Asymmetric Power Among Agents in Evolutionary Games
Stephen J. Majeski
majeski@u.washington.edu


     A set of artificial worlds based upon a group of repeated (2X2) games is constructed and analyzed.  Chicken, Stag, Assurance, and Deadlock games are selected for this analysis because of their substantive importance for international relations and because they provide a range of structural settings where cooperation is both more and less likely to occur than in the much-studied PD.  In addition, asymmetric power among agents is introduced into these worlds and its consequences for cooperation analyzed.  Such asymmetries are an enduring feature of international systems and indeed most social setting involving collective action.  Asymmetric power is introduced in two ways.  First, agents are differentially rewarded for the joint outcomes of the various games.  Those agents having asymmetric power receive uniformly higher payoffs across all joint outcomes of the relevant game. Second, asymmetric power is introduced by giving some agents the ability to selectively interact with other agents while making interaction mandatory for all other agents.

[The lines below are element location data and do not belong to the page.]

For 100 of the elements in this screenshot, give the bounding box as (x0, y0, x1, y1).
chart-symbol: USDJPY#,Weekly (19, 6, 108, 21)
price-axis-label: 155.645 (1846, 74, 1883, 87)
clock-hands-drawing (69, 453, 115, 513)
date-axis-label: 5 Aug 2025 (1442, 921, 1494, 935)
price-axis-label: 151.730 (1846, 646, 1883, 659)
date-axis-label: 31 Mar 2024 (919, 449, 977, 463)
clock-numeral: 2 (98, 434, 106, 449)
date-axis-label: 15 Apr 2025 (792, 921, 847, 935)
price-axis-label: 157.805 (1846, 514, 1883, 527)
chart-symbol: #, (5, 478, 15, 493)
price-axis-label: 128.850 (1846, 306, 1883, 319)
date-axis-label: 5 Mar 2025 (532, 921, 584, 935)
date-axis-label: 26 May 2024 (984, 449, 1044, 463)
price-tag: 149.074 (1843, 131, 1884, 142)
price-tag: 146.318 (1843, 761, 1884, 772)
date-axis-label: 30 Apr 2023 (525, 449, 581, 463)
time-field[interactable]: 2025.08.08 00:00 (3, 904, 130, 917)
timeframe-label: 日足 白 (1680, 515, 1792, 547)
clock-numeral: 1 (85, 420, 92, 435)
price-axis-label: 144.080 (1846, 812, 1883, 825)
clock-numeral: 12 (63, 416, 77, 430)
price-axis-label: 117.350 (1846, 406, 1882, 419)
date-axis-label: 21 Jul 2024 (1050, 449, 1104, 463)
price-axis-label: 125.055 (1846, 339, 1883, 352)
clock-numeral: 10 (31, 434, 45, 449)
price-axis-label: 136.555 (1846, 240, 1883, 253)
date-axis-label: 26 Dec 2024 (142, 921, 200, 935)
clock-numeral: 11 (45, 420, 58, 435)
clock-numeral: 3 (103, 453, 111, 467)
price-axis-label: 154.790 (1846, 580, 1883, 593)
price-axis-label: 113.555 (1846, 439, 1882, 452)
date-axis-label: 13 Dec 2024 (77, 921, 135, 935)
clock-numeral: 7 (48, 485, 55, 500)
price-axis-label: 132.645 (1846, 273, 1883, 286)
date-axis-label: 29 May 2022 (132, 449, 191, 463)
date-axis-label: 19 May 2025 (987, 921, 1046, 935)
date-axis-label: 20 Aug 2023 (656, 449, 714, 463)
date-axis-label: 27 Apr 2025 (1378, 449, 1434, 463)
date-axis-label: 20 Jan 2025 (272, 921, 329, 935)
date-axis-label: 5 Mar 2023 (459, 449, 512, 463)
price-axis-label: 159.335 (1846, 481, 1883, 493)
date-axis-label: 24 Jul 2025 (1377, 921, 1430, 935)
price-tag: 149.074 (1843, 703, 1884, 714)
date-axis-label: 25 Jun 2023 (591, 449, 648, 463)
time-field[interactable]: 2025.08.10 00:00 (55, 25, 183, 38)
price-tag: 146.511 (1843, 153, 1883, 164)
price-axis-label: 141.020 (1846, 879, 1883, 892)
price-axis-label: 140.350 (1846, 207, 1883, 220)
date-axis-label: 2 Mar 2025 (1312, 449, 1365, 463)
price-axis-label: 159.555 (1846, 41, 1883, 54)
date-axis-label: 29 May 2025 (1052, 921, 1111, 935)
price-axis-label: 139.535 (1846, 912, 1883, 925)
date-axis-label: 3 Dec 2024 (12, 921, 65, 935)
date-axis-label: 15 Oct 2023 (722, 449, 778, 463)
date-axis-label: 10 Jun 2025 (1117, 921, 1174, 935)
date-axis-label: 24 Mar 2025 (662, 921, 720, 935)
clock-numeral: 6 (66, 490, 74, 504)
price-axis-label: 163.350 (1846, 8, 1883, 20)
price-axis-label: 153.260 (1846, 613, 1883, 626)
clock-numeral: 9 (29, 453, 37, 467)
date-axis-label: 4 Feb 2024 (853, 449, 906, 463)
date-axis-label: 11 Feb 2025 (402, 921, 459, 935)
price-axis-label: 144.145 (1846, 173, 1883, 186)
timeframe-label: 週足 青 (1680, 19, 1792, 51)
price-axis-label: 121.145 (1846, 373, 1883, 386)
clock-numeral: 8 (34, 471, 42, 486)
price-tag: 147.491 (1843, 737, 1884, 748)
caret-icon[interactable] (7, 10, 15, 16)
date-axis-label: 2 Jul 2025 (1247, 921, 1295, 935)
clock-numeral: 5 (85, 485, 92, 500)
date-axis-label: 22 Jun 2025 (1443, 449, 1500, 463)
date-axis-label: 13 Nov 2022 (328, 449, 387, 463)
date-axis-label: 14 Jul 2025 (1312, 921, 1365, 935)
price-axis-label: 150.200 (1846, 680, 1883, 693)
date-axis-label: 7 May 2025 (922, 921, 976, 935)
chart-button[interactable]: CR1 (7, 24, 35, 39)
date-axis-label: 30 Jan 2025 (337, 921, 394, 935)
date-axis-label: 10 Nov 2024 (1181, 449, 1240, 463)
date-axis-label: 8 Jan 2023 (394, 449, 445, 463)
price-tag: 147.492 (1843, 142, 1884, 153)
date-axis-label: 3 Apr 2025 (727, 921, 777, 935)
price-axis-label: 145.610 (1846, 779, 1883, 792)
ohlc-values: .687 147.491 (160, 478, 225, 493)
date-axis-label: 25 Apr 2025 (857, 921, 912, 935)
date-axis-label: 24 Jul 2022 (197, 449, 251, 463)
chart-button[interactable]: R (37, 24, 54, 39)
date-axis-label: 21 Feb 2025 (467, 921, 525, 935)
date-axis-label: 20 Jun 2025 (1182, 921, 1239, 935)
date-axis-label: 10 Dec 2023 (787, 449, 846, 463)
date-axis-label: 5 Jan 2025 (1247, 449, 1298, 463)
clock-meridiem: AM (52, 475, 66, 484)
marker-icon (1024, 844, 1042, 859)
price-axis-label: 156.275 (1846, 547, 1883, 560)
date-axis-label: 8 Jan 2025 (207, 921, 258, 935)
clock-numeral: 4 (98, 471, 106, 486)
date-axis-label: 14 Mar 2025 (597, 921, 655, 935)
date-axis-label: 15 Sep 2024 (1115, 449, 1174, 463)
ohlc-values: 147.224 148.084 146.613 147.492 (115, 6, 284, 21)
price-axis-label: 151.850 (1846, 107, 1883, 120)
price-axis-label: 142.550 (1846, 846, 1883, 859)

     The artificial worlds have the following general features.  An explicit spatial dimension is introduced by constructing a set of toroidal worlds (a 20 X 20 grid of cells) consisting initially of 60 agents randomly assigned locations on the grid.  Agents interact with their von Neumann neighbors.  Each agent is represented by a strategy specifying how the agent behaves as it interacts with other agents.  Agent strategies are restricted to those employing just the previous interaction with the other agent(s) to determine current choices. An environmental carrying capacity is incorporated into the artificial worlds by introducing a cost of survival for agents.  Because all individuals die and all social units eventually fall apart, disband, go bankrupt, are taken over, or overrun, agents are assumed to have a limited existence or life span.  Agents reproduce or replicate themselves asexually.  Finally, to give the artificial world some dynamic, strategy mutation is introduced probabilistically at the time of replication.
     Simulation results indicate that anticipated variations in evolutionary outcomes regarding the likelihood of cooperation across these different game structures holds.  Also, the introduction of asymmetric power substantially increases the chances that both cooperative agents survive and cooperative worlds evolve.  This is particularly the case when agents are endowed with the ability to selectively interact with other agents in their world.  In addition, simulation results suggest that exploitative agents do not benefit from asymmetric power.